10 millions $ pour les quais du Sud-Est

Richibouctou et Beaubassin-Est décrochent le plus gros de l’enveloppe d’Ottawa destinée à l’amélioration des ports pour petits bateaux.

Le ministre fédéral Dominic LeBlanc était en déplacement à Grand-Barachois mardi matin, pour annoncer un investissement de 10 millions$ réparti entre une dizaine de quais du sud-est de la province.

Le gouvernement fédéral financera plusieurs projets de dragage, la réparation d’une partie du quai de Richibouctou ou encore la construction d’une rampe de mise à l’eau au quai de Cap-des-Caissie à Grande-Digue.

Mais c’est surtout le quai Robichaud de Grand-Barachois qui aura droit à une remise à neuf complète. Le quai tombe en ruine depuis la tempête de 2010. Les vents violents et les hautes marées ont arraché le brise-lame et les installations sont restées très endommagées.

Amy Boudreau, porte-parole de l’Autorité du quai de Robichaud, tentait depuis plusieurs années d’obtenir l’aide d’Ottawa. «Le gros des travaux devra se faire sur le côté ouest du quai, il faudra au réhabiliter la rampe d’accès à l’eau», explique-t-elle.

Actuellement le port a la capacité d’accommoder une dizaine de bateaux de plaisance.
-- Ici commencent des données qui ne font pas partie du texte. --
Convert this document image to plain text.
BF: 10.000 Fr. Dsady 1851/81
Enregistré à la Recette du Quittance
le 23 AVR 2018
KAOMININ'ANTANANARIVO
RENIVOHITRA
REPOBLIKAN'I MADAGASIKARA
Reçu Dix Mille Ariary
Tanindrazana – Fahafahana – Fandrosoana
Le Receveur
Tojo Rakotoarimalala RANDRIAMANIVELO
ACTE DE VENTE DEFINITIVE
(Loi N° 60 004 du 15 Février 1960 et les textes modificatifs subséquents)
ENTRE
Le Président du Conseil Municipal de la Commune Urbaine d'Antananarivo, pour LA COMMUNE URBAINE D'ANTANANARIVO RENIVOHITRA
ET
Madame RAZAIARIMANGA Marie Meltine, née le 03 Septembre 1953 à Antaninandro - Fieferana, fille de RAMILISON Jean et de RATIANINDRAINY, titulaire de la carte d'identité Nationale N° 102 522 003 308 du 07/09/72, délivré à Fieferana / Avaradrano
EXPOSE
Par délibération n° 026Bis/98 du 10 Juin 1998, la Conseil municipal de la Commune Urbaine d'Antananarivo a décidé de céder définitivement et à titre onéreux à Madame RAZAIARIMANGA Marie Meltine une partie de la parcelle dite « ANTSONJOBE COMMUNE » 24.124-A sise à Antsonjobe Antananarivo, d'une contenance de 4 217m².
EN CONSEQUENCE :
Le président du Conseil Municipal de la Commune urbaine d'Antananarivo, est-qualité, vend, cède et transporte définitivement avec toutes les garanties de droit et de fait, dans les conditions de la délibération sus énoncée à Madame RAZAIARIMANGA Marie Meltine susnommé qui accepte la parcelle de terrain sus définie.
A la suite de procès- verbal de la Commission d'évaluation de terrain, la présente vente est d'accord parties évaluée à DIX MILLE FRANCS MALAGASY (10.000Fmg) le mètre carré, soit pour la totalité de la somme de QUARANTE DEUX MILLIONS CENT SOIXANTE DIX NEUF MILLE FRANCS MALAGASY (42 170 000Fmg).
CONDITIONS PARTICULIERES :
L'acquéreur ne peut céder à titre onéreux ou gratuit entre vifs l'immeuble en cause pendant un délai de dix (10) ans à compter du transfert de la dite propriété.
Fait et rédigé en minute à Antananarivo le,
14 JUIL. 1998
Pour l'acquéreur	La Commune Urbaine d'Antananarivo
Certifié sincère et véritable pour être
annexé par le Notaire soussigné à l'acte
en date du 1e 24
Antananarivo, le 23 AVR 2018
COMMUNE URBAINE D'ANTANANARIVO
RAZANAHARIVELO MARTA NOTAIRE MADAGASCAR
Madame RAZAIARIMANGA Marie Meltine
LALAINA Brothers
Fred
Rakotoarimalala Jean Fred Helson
Une partie du projet consiste à ajouter des quais flottants pour accueillir 20 embarcations de plus.

«On a une longue liste d’attente présentement mais on ne peut pas leur offrir une place, note Amy Boudreau. On voit un gros potentiel pour amener de l’activité à Grand-Barachois. On pense par exemple à vendre du carburant pour attirer les bateaux de plaisance.»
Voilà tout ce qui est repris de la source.